Você é um exemplo vivo de viver bem esse papel.
Aprendo no texto, aprendo no contexto !
Agora , o domingo está mais sol !


Abraços.

Carlos Eduardo Esmeraldo disse...

Parabéns Zé Flavio, por nos trazer com absoluta elegância de estilo, um assunto tão relevante e que nos dá a conhecer um pouco da vida de irmãos siameses. Em 1964, quando cheguei em Salvador, para estudar, havia duas irmãs assim e elas eram atração onde quer que chegassem. Sabia da existencia delas pela revista "O Cruzeiro", mas quando as vi ao vivo, dentro de um carro, num domingo que ia a um jogo na Fonte Nova, com a multidão correndo para vê-las, fiquei muito admirado. Pouco tempo depois elas faleceram, não sei bem como, mas parece que o coração de uma delas parou e a outra também morreu.

José do Vale Pinheiro Feitosa disse...

Zé Flavio escreve muito bem a questão da xifopagia. E desta partilha de dois ele salta para questão da duplicidade em um. É o salto da dualidade que em escala maior se encontra no bem e no mal. Cita até o médico e o monstro. Confesso que tenho dificuldade com esta dualidade (não nego todas as dualidades). Acho que na idade moderna, este estilo da vida pelos fins, da ética dos fins, da eficiência dos fins; o conceito do bem e do mal surje como enfeite para seleção no processo de atingir-se os fins. Funciona mais como enfeite por empréstimo do velho maniqueísmo.

Claude Bloc disse...

J. Flavio,

Essa questão da gemelaridade, seja de que forma for, é sempre motivo de estudo e de curiosidade porque sai daquele padrão de individualidade a que somos acostumados. Meu pai era gêmeo univitelino. Na família havia muitos casos. Mas a questão dos siameses, a fusão de uma pessoa na outra, causa estranheza pela constituição física e orgânica de dois seres vivos e pensantes, sem dúvida.

De qualquer forma valeu sua reflexão no final do texto.

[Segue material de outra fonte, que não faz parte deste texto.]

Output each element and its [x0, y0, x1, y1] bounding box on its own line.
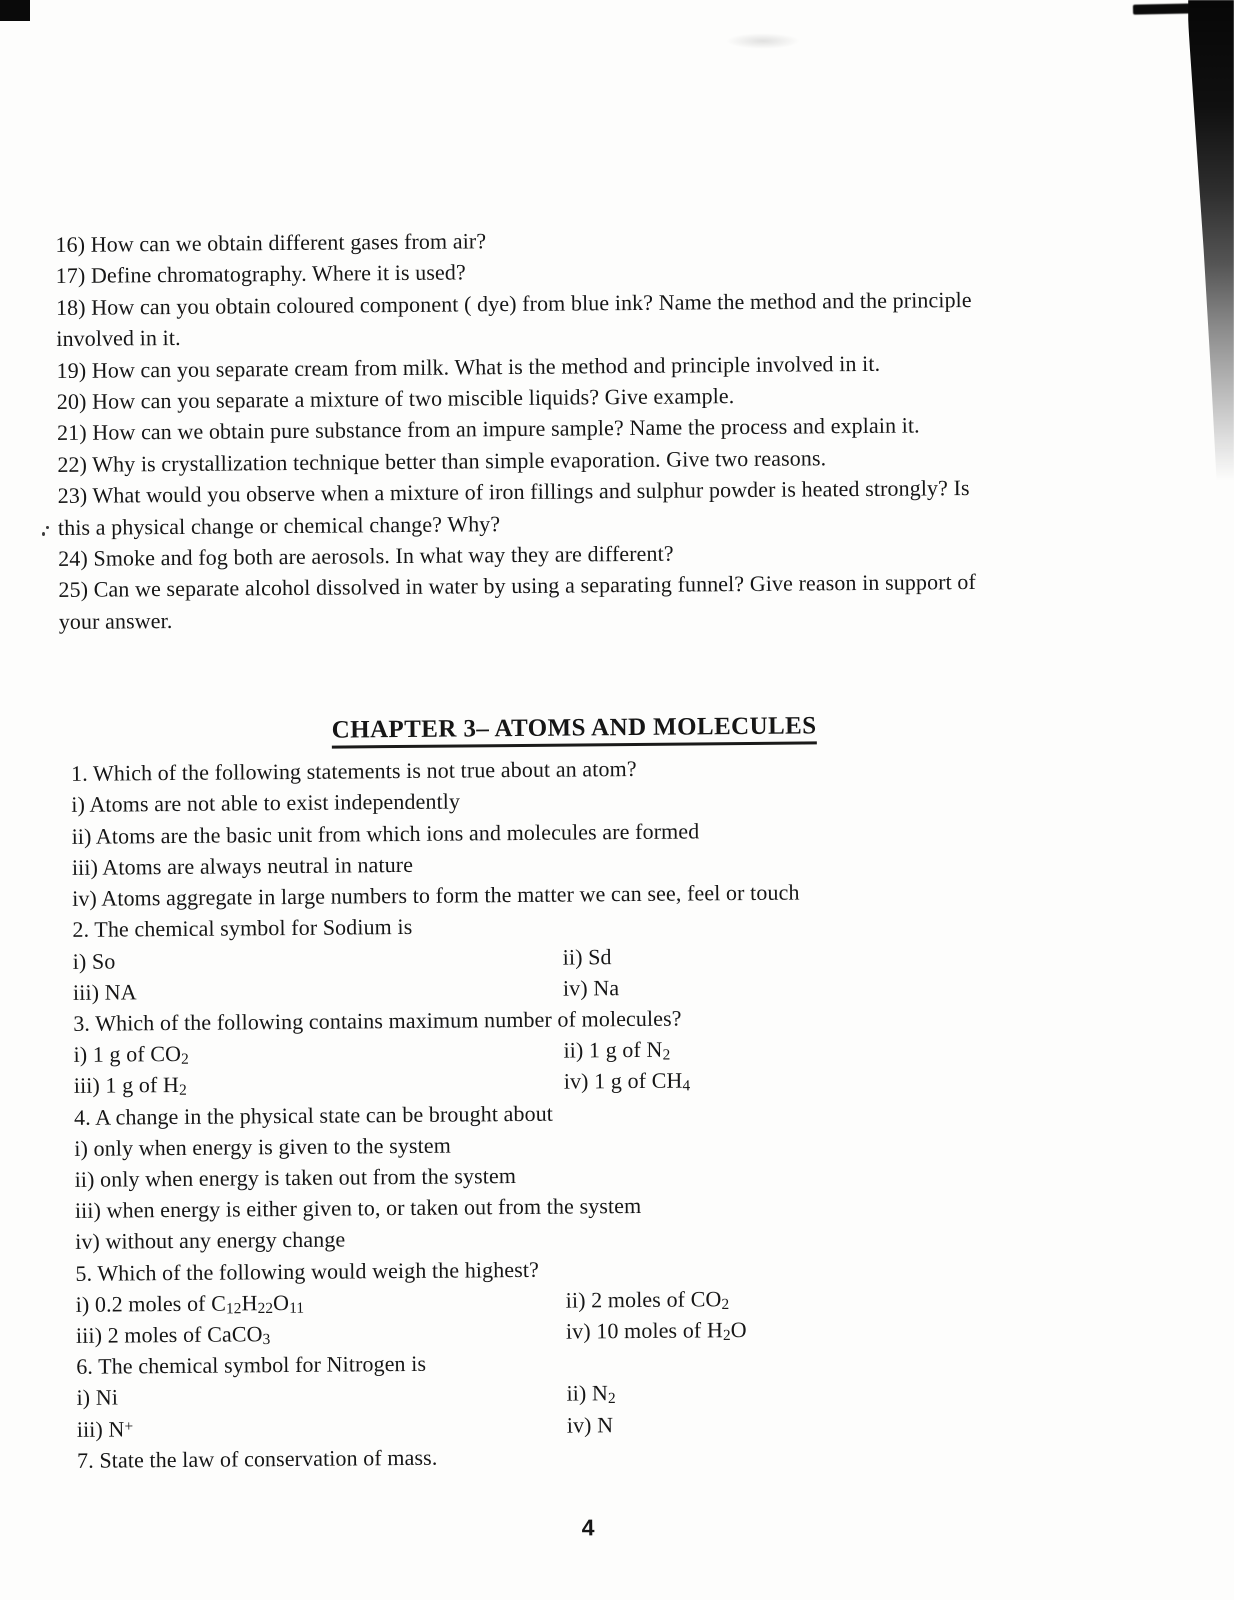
option-line: iv) 10 moles of $H_2O$ — [565, 1316, 747, 1344]
option-line: ii) 2 moles of $CO_2$ — [565, 1285, 730, 1313]
option-line: ii) 1 g of $N_2$ — [563, 1036, 671, 1064]
question-line: 19) How can you separate cream from milk. What is the method and principle involved in it. — [56, 350, 881, 383]
option-line: i) only when energy is given to the system — [74, 1132, 451, 1161]
scan-binding-shadow — [1188, 0, 1234, 480]
question-line: 4. A change in the physical state can be brought about — [73, 1100, 554, 1130]
option-line: ii) Sd — [562, 943, 612, 970]
question-line: 17) Define chromatography. Where it is used? — [55, 259, 466, 289]
option-line: iii) NA — [72, 979, 137, 1005]
question-line: 3. Which of the following contains maximum number of molecules? — [73, 1005, 682, 1036]
page-number: 4 — [581, 1514, 595, 1541]
option-line: iv) N — [566, 1411, 614, 1438]
scan-artifact-black-corner — [0, 0, 30, 21]
question-line-continuation: your answer. — [58, 607, 173, 634]
option-line: ii) Atoms are the basic unit from which ions and molecules are formed — [71, 818, 700, 849]
question-line: 22) Why is crystallization technique better than simple evaporation. Give two reasons. — [57, 445, 827, 477]
option-line: i) Atoms are not able to exist independently — [71, 788, 461, 818]
question-line: 5. Which of the following would weigh the highest? — [75, 1256, 540, 1286]
question-line: 23) What would you observe when a mixture of iron fillings and sulphur powder is heated strongly? Is — [57, 475, 970, 509]
option-line: iii) 1 g of $H_2$ — [73, 1072, 187, 1100]
question-line: 24) Smoke and fog both are aerosols. In what way they are different? — [58, 540, 674, 572]
question-line: 2. The chemical symbol for Sodium is — [72, 914, 413, 943]
option-line: iii) 2 moles of CaCO$_3$ — [75, 1321, 271, 1348]
option-line: iii) N+ — [76, 1415, 134, 1442]
option-line: iv) 1 g of $CH_4$ — [563, 1067, 691, 1095]
chapter-title: CHAPTER 3– ATOMS AND MOLECULES — [332, 713, 817, 749]
option-line: i) 0.2 moles of $C_{12}H_{22}O_{11}$ — [75, 1289, 305, 1318]
question-line: 1. Which of the following statements is not true about an atom? — [70, 756, 637, 787]
option-line: i) Ni — [76, 1384, 119, 1411]
option-line: iv) without any energy change — [75, 1226, 346, 1255]
option-line: iii) Atoms are always neutral in nature — [71, 851, 414, 880]
option-line: ii) only when energy is taken out from the system — [74, 1162, 517, 1192]
question-line: 7. State the law of conservation of mass. — [76, 1444, 438, 1473]
question-line: 25) Can we separate alcohol dissolved in water by using a separating funnel? Give reason in support of — [58, 569, 977, 603]
questions-16-25 — [55, 219, 1191, 637]
document-content — [53, 0, 1198, 1547]
option-line: iv) Na — [562, 974, 620, 1001]
option-line: i) 1 g of $CO_2$ — [73, 1041, 189, 1068]
question-line-continuation: this a physical change or chemical change? Why? — [57, 510, 501, 540]
question-line: 21) How can we obtain pure substance from an impure sample? Name the process and explain it. — [57, 412, 920, 446]
option-line: ii) $N_2$ — [566, 1380, 616, 1408]
chapter-questions — [60, 748, 1198, 1476]
question-line: 6. The chemical symbol for Nitrogen is — [76, 1350, 427, 1380]
option-line: i) So — [72, 948, 116, 974]
option-line: iii) when energy is either given to, or taken out from the system — [74, 1193, 642, 1223]
option-line: iv) Atoms aggregate in large numbers to form the matter we can see, feel or touch — [72, 879, 800, 911]
question-line: 20) How can you separate a mixture of two miscible liquids? Give example. — [56, 383, 735, 415]
question-line: 18) How can you obtain coloured component ( dye) from blue ink? Name the method and the principle — [55, 286, 972, 320]
question-line: 16) How can we obtain different gases from air? — [55, 228, 487, 258]
question-line-continuation: involved in it. — [56, 325, 181, 352]
scan-artifact-dots — [42, 524, 58, 538]
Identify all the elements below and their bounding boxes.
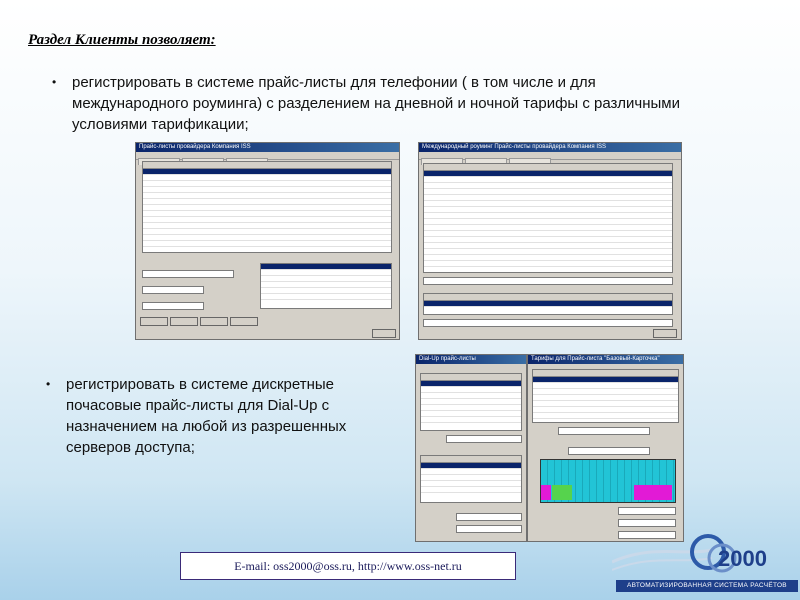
tariff-table xyxy=(532,369,679,423)
logo-caption: АВТОМАТИЗИРОВАННАЯ СИСТЕМА РАСЧЁТОВ xyxy=(616,580,798,592)
screenshot-dialup xyxy=(415,354,527,542)
save-button[interactable] xyxy=(140,317,168,326)
tab-strip xyxy=(136,152,399,160)
bullet-dot: • xyxy=(52,75,57,89)
input-field[interactable] xyxy=(423,319,673,327)
input-field[interactable] xyxy=(456,513,522,521)
window-title: Тарифы для Прайс-листа "Базовый-Карточка" xyxy=(528,355,683,364)
input-field[interactable] xyxy=(568,447,650,455)
clear-button[interactable] xyxy=(230,317,258,326)
load-button[interactable] xyxy=(170,317,198,326)
logo-number: 2000 xyxy=(718,546,767,571)
input-field[interactable] xyxy=(142,286,204,294)
tariff-list xyxy=(260,263,392,309)
server-table xyxy=(420,455,522,503)
intl-call-table xyxy=(423,293,673,315)
company-logo xyxy=(612,514,800,600)
input-field[interactable] xyxy=(142,302,204,310)
section-heading: Раздел Клиенты позволяет: xyxy=(28,32,216,48)
update-button[interactable] xyxy=(200,317,228,326)
tab-strip xyxy=(419,152,681,160)
window-title: Международный роуминг Прайс-листы провайдера Компания ISS xyxy=(419,143,681,152)
country-table xyxy=(423,163,673,273)
price-table xyxy=(142,161,392,253)
contact-footer: E-mail: oss2000@oss.ru, http://www.oss-net.ru xyxy=(180,552,516,580)
screenshot-price-lists xyxy=(135,142,400,340)
bullet-item-dialup xyxy=(46,374,396,458)
close-button[interactable] xyxy=(372,329,396,338)
price-list-table xyxy=(420,373,522,431)
input-field[interactable] xyxy=(423,277,673,285)
screenshot-roaming xyxy=(418,142,682,340)
window-title: Dial-Up прайс-листы xyxy=(416,355,526,364)
bullet-text: регистрировать в системе дискретные почасовые прайс-листы для Dial-Up с назначением на любой из разрешенных серверов доступа; xyxy=(66,376,347,456)
close-button[interactable] xyxy=(653,329,677,338)
night-tariff-cells xyxy=(634,485,672,500)
input-field[interactable] xyxy=(558,427,650,435)
day-tariff-cells xyxy=(552,485,572,500)
input-field[interactable] xyxy=(446,435,522,443)
night-tariff-cells xyxy=(541,485,551,500)
bullet-text: регистрировать в системе прайс-листы для телефонии ( в том числе и для международного роуминга) с разделением на дневной и ночной тарифы с различными условиями тарификации; xyxy=(72,74,680,133)
window-title: Прайс-листы провайдера Компания ISS xyxy=(136,143,399,152)
input-field[interactable] xyxy=(142,270,234,278)
bullet-item-telephony xyxy=(52,72,692,135)
bullet-dot: • xyxy=(46,377,51,391)
input-field[interactable] xyxy=(456,525,522,533)
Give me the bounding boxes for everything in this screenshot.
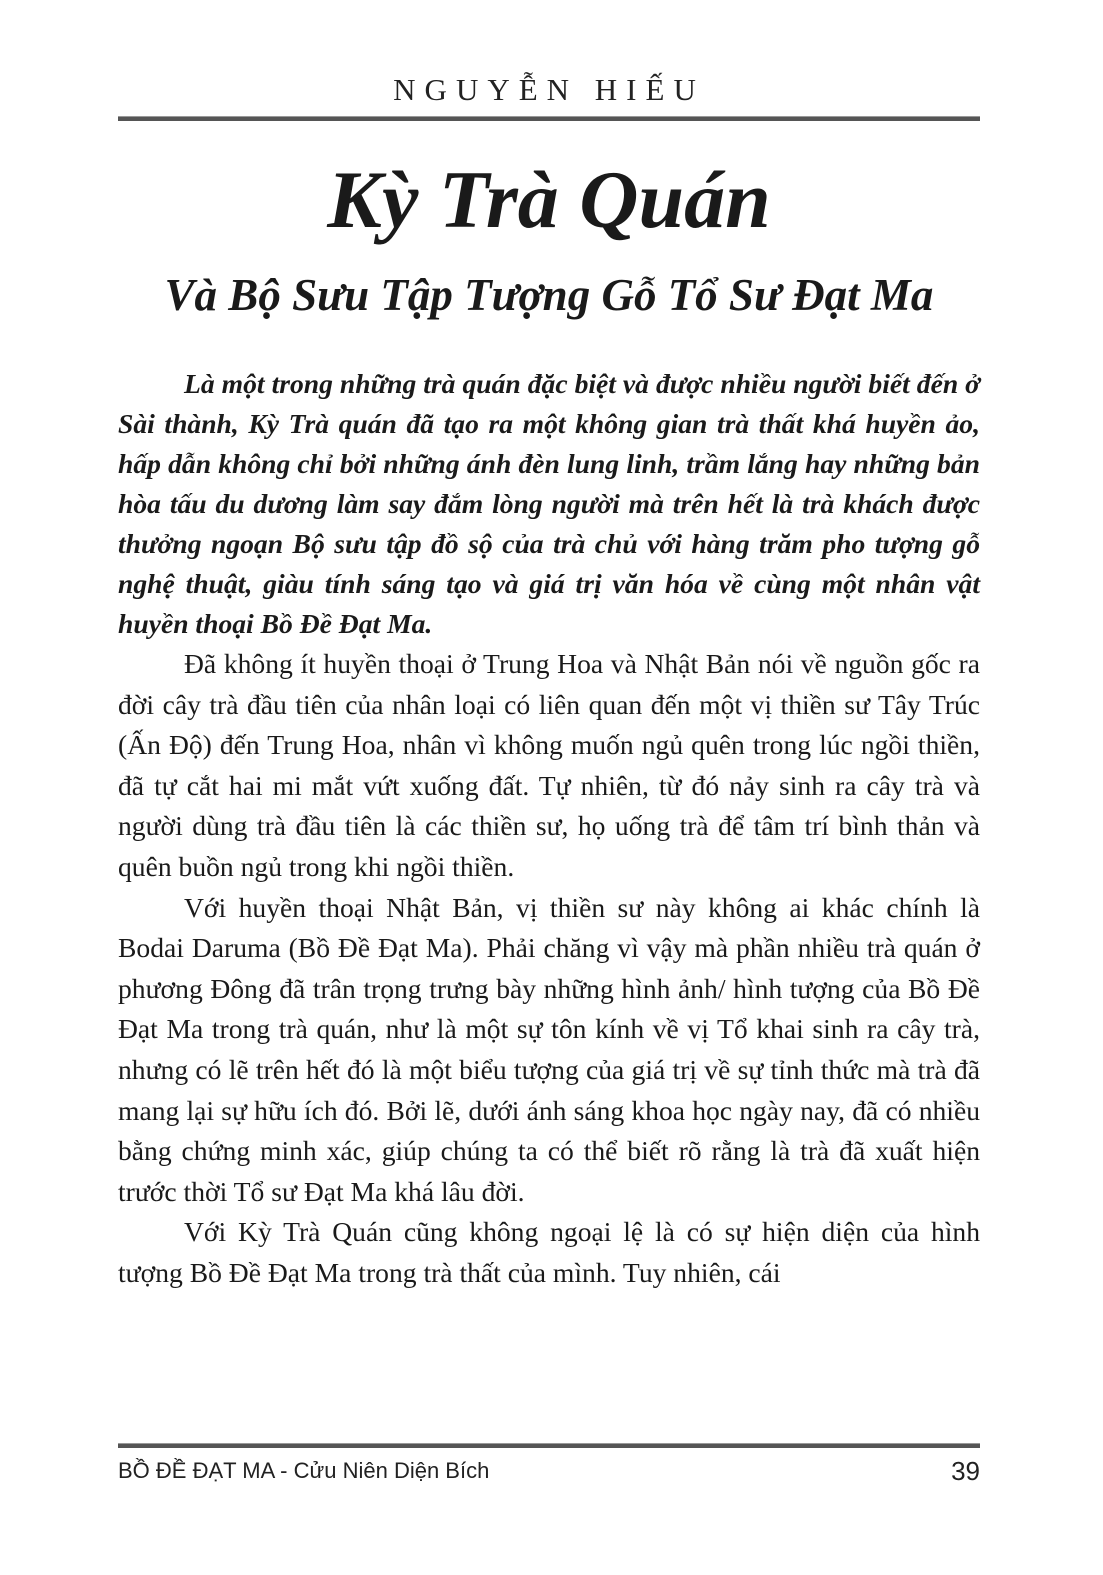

Como sempre muito claro e bem exposto:

"Queiramos ou não, homens e mulheres, de diversas etnias, culturas e religiões são xifópagos , dividem entre si um mesmo corpo que é a terra e, sem o exercício da tolerância, da convivência pacífica, do trabalho mútuo , se extinguirão sem deixar rastros. E, cada um de nós, amigos, carrega consigo , um outro irmão siamês, secreto e imperceptível."

Isso nos leva a refletir junto a você. Passamos a acreditar que os amores que carregamos dentro de nós nos faz "siameses" por constituir-se numa parceria íntima no que tange a um sentimento (identidade unificada por um mesmo sentimento). (risos)

Abraço,

Claude

jflavio disse...

Agradeço aos amigos Socorro, Carlos Eduardo, Zé do Vale e Claude pelas interessantes considerações.Zé do Vale levanta a possibilidade moderna do pseudo-dualismo, uma espécie de dualismo utilitaristan que certamente tem tomado novos nuances em tempos atuais. o Carlos lembra um caso verdadeiro de consequências trágicas previsíveis. A Claude lembra o xipofagismo no amor, às vezes realmente parasitário, ainda bem que a cada dia fica mais fácil a cirurgia de separação, mesmo com algumas sequelas esperáveis de lado a lado.Abraço a todos!